A few days ago in a post on the US men’s soccer team, I wrote:
I find myself cheering for the US when it goes up against a European soccer powerhouse. When they play South American, Asian, or African countries, my underdog sympathies kick in.
Well, on Sunday night, the US was most certainly up against a “European soccer powerhouse” – in this case, Portugal. And so, as promised, I was cheering for the US. But the nature of my support was markedly different. I think it marked a turning point for this naturalized American citizen of fourteen years.
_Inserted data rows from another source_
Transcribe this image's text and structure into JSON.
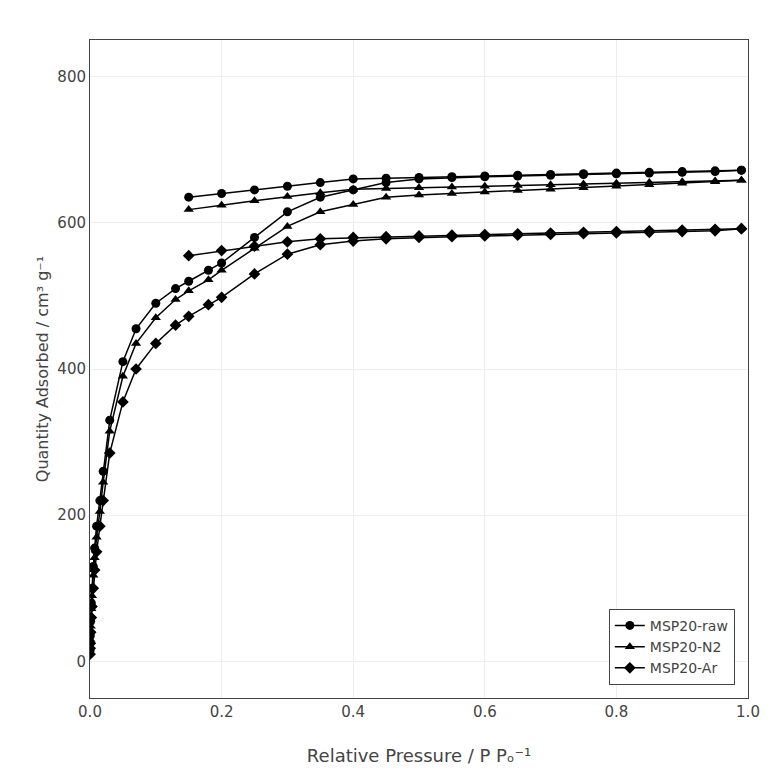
{
  "chart_data": {
    "type": "line",
    "xlabel": "Relative Pressure / P Pₒ⁻¹",
    "ylabel": "Quantity Adsorbed / cm³ g⁻¹",
    "xlim": [
      0.0,
      1.0
    ],
    "ylim": [
      -50,
      850
    ],
    "xticks": [
      {
        "value": 0.0,
        "label": "0.0"
      },
      0.2,
      0.4,
      0.6,
      0.8,
      {
        "value": 1.0,
        "label": "1.0"
      }
    ],
    "yticks": [
      0,
      200,
      400,
      600,
      800
    ],
    "grid": true,
    "legend": "lower right",
    "series": [
      {
        "name": "MSP20-raw",
        "color": "#000000",
        "marker": "circle",
        "x": [
          0.0001,
          0.0003,
          0.0005,
          0.001,
          0.002,
          0.003,
          0.005,
          0.007,
          0.01,
          0.015,
          0.02,
          0.03,
          0.05,
          0.07,
          0.1,
          0.13,
          0.15,
          0.18,
          0.2,
          0.25,
          0.3,
          0.35,
          0.4,
          0.45,
          0.5,
          0.55,
          0.6,
          0.65,
          0.7,
          0.75,
          0.8,
          0.85,
          0.9,
          0.95,
          0.99
        ],
        "values": [
          15,
          25,
          35,
          55,
          80,
          100,
          130,
          155,
          185,
          220,
          260,
          330,
          410,
          455,
          490,
          510,
          520,
          535,
          545,
          580,
          615,
          635,
          645,
          655,
          660,
          662,
          663,
          664,
          665,
          666,
          667,
          668,
          669,
          670,
          672
        ]
      },
      {
        "color": "#000000",
        "marker": "circle",
        "x": [
          0.99,
          0.95,
          0.9,
          0.85,
          0.8,
          0.75,
          0.7,
          0.65,
          0.6,
          0.55,
          0.5,
          0.45,
          0.4,
          0.35,
          0.3,
          0.25,
          0.2,
          0.15
        ],
        "values": [
          672,
          671,
          670,
          669,
          668,
          667,
          666,
          665,
          664,
          663,
          662,
          661,
          660,
          655,
          650,
          645,
          640,
          635
        ]
      },
      {
        "name": "MSP20-N2",
        "color": "#000000",
        "marker": "triangle-up",
        "x": [
          0.0001,
          0.0003,
          0.0005,
          0.001,
          0.002,
          0.003,
          0.005,
          0.007,
          0.01,
          0.015,
          0.02,
          0.03,
          0.05,
          0.07,
          0.1,
          0.13,
          0.15,
          0.18,
          0.2,
          0.25,
          0.3,
          0.35,
          0.4,
          0.45,
          0.5,
          0.55,
          0.6,
          0.65,
          0.7,
          0.75,
          0.8,
          0.85,
          0.9,
          0.95,
          0.99
        ],
        "values": [
          12,
          20,
          30,
          48,
          72,
          90,
          118,
          142,
          170,
          205,
          245,
          315,
          390,
          435,
          470,
          495,
          507,
          522,
          535,
          565,
          595,
          615,
          625,
          635,
          638,
          640,
          642,
          644,
          646,
          648,
          650,
          652,
          654,
          656,
          658
        ]
      },
      {
        "color": "#000000",
        "marker": "triangle-up",
        "x": [
          0.99,
          0.95,
          0.9,
          0.85,
          0.8,
          0.75,
          0.7,
          0.65,
          0.6,
          0.55,
          0.5,
          0.45,
          0.4,
          0.35,
          0.3,
          0.25,
          0.2,
          0.15
        ],
        "values": [
          658,
          657,
          656,
          655,
          654,
          653,
          652,
          651,
          650,
          649,
          648,
          647,
          646,
          641,
          636,
          630,
          624,
          618
        ]
      },
      {
        "name": "MSP20-Ar",
        "color": "#000000",
        "marker": "diamond",
        "x": [
          0.0001,
          0.0003,
          0.0005,
          0.001,
          0.002,
          0.003,
          0.005,
          0.007,
          0.01,
          0.015,
          0.02,
          0.03,
          0.05,
          0.07,
          0.1,
          0.13,
          0.15,
          0.18,
          0.2,
          0.25,
          0.3,
          0.35,
          0.4,
          0.45,
          0.5,
          0.55,
          0.6,
          0.65,
          0.7,
          0.75,
          0.8,
          0.85,
          0.9,
          0.95,
          0.99
        ],
        "values": [
          10,
          18,
          25,
          40,
          60,
          75,
          100,
          125,
          150,
          185,
          220,
          285,
          355,
          400,
          435,
          460,
          472,
          488,
          498,
          530,
          557,
          570,
          575,
          578,
          580,
          581,
          582,
          583,
          584,
          585,
          586,
          587,
          588,
          589,
          592
        ]
      },
      {
        "color": "#000000",
        "marker": "diamond",
        "x": [
          0.99,
          0.95,
          0.9,
          0.85,
          0.8,
          0.75,
          0.7,
          0.65,
          0.6,
          0.55,
          0.5,
          0.45,
          0.4,
          0.35,
          0.3,
          0.25,
          0.2,
          0.15
        ],
        "values": [
          592,
          591,
          590,
          589,
          588,
          587,
          586,
          585,
          584,
          583,
          582,
          581,
          580,
          578,
          574,
          568,
          562,
          555
        ]
      }
    ]
  }
}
First, I had noticed–even during the game against Ghana–that I was urging the US on to a win. The US are underdogs in the Group of Death, and so, despite their African opposition, they had my support.
Second, my sense of anticipation of Sunday’s game was palpably distinct from the sensations which have preceded past games played by the USMNT. I was keyed up; I had scouted my immediate surroundings for a viewing venue (my family and I were spending the weekend at a cabin in Bethel, NY, and so I needed to find a restaurant or bar with a large screen television); I had secured all the necessary home-front rights and permissions; my daughter’s sleep time had been suitably delayed; my wife would accompany me. We showed up early, found a table, ordered food and drinks and set ourselves up. This felt like a Big Game; I have never, ever set myself up for a US men’s soccer game like this.
Third, there is the business of Reactions to Goals. I groaned at the first goal by Portugal, and hooped and hollered at the two US goals. Indeed, Dempsey‘s goal brought me to my feet and prompted an exultant punch. Finally, that last-minute Portuguese goal left me stunned and speechless. I don’t think I managed anything more coherent than a ‘Are you fucking kidding me?’ as a verbal reaction. For the first time during a US men’s soccer game, I anticipated glory and tasted bitter disappointment. It was the first time I had taken their setbacks to heart.
Finally, there is the matter of fan solidarity. My viewing venue was relatively denuded of American soccer fans; besides my family, there seemed to be only one other couple paying attention to the game. But with them, I found easy companionship, a shared exultation and then, cruelly, at the last moment, a joint fall.
After the game was over, I walked out into the beautiful summer sunshine, crestfallen to the point of incoherence. I had to quickly drive back to our cabin to put our daughter to bed, and kept muttering inanities on the way back home. A couple of hours later, when I had finally calmed down, I ran the various group qualification scenarios through my mind and relaxed just a tad. Who knows what else this team is capable of?
I didn’t fail the soccer version of the Tebbit test. And it happened during the 2014 World Cup.